Para 2011, a Algae pretende implantar um projeto-piloto em parceria com uma usina de cana-de-açúcar do interior de São Paulo. A ideia é que a refinaria do biodiesel funcione no mesmo local. Além do biodiesel, a Algae também está apostando em compostos de maior valor agregado que também podem ser extraídos da gordura da alga.
No mundo
Carel Callenbach, diretor da empresa holandesa Ingrepro, está convicto de que já é possível utilizar microalgas para tratar águas com resíduos. "O problema deixou de ser tecnológico. Agora é de investimento no processo produtivo", afirma.
Ele considera inviável utilizar os microrganismos para produzir apenas biocombustíveis, um produto com valor agregado baixo. Mas considera muito conveniente usar as microalgas para tratar águas com resíduos ou fixar gases-estufa produzidos por fábricas. "Com isso, transformamos o carbono e os nutrientes presentes em dejetos em produtos capazes de oferecer lucros", afirma o empresário que roda o mundo para popularizar o conceito de urban farming.
Para Callenbach, já seria possível instalar fotobiorreatores no topo de prédios onde as algas, alimentadas com a água e os resíduos descartados pelas casas, produziriam biomassa que, depois, seria vendida para biorrefinarias. Quando questionado sobre a viabilidade de se instalar tais estruturas em cidades já estabelecidas, ele responde que é, antes de mais nada, um projeto para as novas áreas urbanas.
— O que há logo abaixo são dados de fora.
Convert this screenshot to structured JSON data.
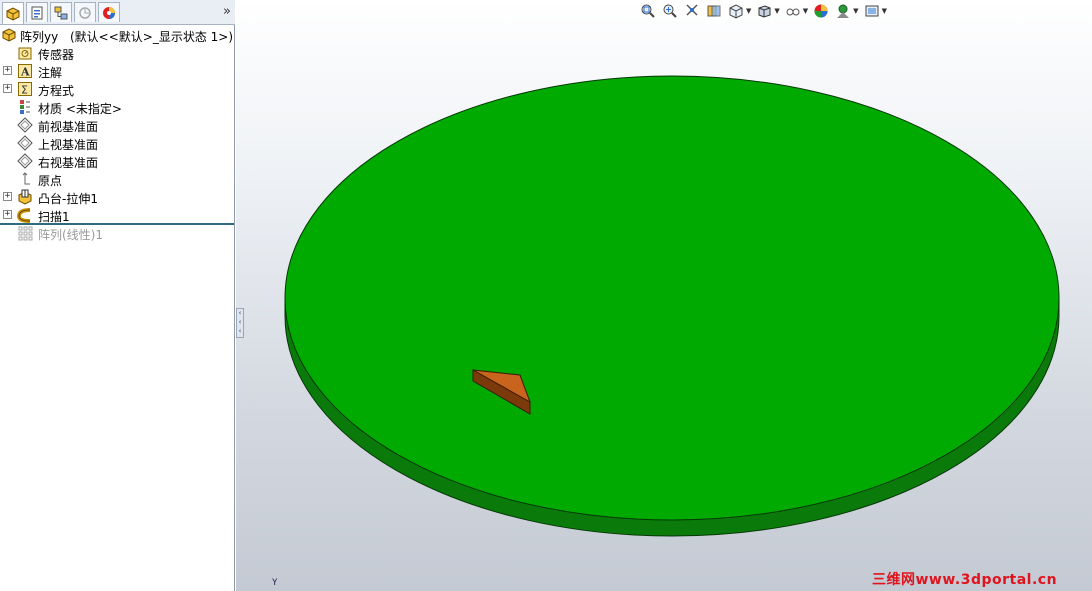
{
  "panel": {
    "tabs": [
      "feature-manager",
      "property-manager",
      "configuration-manager",
      "dimxpert-manager",
      "display-manager"
    ],
    "expand_glyph": "»"
  },
  "tree": {
    "root": {
      "label": "阵列yy",
      "config": "(默认<<默认>_显示状态 1>)"
    },
    "items": [
      {
        "label": "传感器",
        "icon": "sensor-icon",
        "expandable": false
      },
      {
        "label": "注解",
        "icon": "annotations-icon",
        "expandable": true
      },
      {
        "label": "方程式",
        "icon": "equations-icon",
        "expandable": true
      },
      {
        "label": "材质 <未指定>",
        "icon": "material-icon",
        "expandable": false
      },
      {
        "label": "前视基准面",
        "icon": "plane-icon",
        "expandable": false
      },
      {
        "label": "上视基准面",
        "icon": "plane-icon",
        "expandable": false
      },
      {
        "label": "右视基准面",
        "icon": "plane-icon",
        "expandable": false
      },
      {
        "label": "原点",
        "icon": "origin-icon",
        "expandable": false
      },
      {
        "label": "凸台-拉伸1",
        "icon": "boss-extrude-icon",
        "expandable": true
      },
      {
        "label": "扫描1",
        "icon": "sweep-icon",
        "expandable": true
      },
      {
        "label": "阵列(线性)1",
        "icon": "linear-pattern-icon",
        "expandable": false,
        "suppressed": true
      }
    ]
  },
  "viewport": {
    "toolbar": [
      "zoom-to-fit-icon",
      "zoom-to-area-icon",
      "previous-view-icon",
      "section-view-icon",
      "view-orientation-icon",
      "display-style-icon",
      "hide-show-items-icon",
      "edit-appearance-icon",
      "apply-scene-icon",
      "view-settings-icon"
    ],
    "triad_label": "Y",
    "watermark": "三维网www.3dportal.cn",
    "colors": {
      "disc_top": "#00aa00",
      "disc_side": "#0a7a0a",
      "wedge_top": "#c8641e",
      "wedge_side": "#7a3a0a",
      "watermark": "#e0141e"
    }
  }
}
Na Holanda, pelo menos três empresas utilizam as soluções propostas pela Ingrepro para tratar resíduos de processos industriais: uma fábrica de batatas fritas, uma granja que produz ovos e uma fábrica de tintas. Há alguns meses, um helicóptero Apache da Força Aérea holandesa voou com querosene feito de microalgas cultivadas por Ingrepro.
Nos últimos anos, o polêmico cientista Craig Venter deixou a aventura do sequenciamento do genoma humano, que lhe valeu renome internacional, para concentrar seus esforços na procura de microrganismos que poderiam atuar como pequenas fábricas de combustível. "Algas são o principal sistema biológico capaz de utilizar a energia solar para converter dióxido de carbono em combustível", afirma Venter.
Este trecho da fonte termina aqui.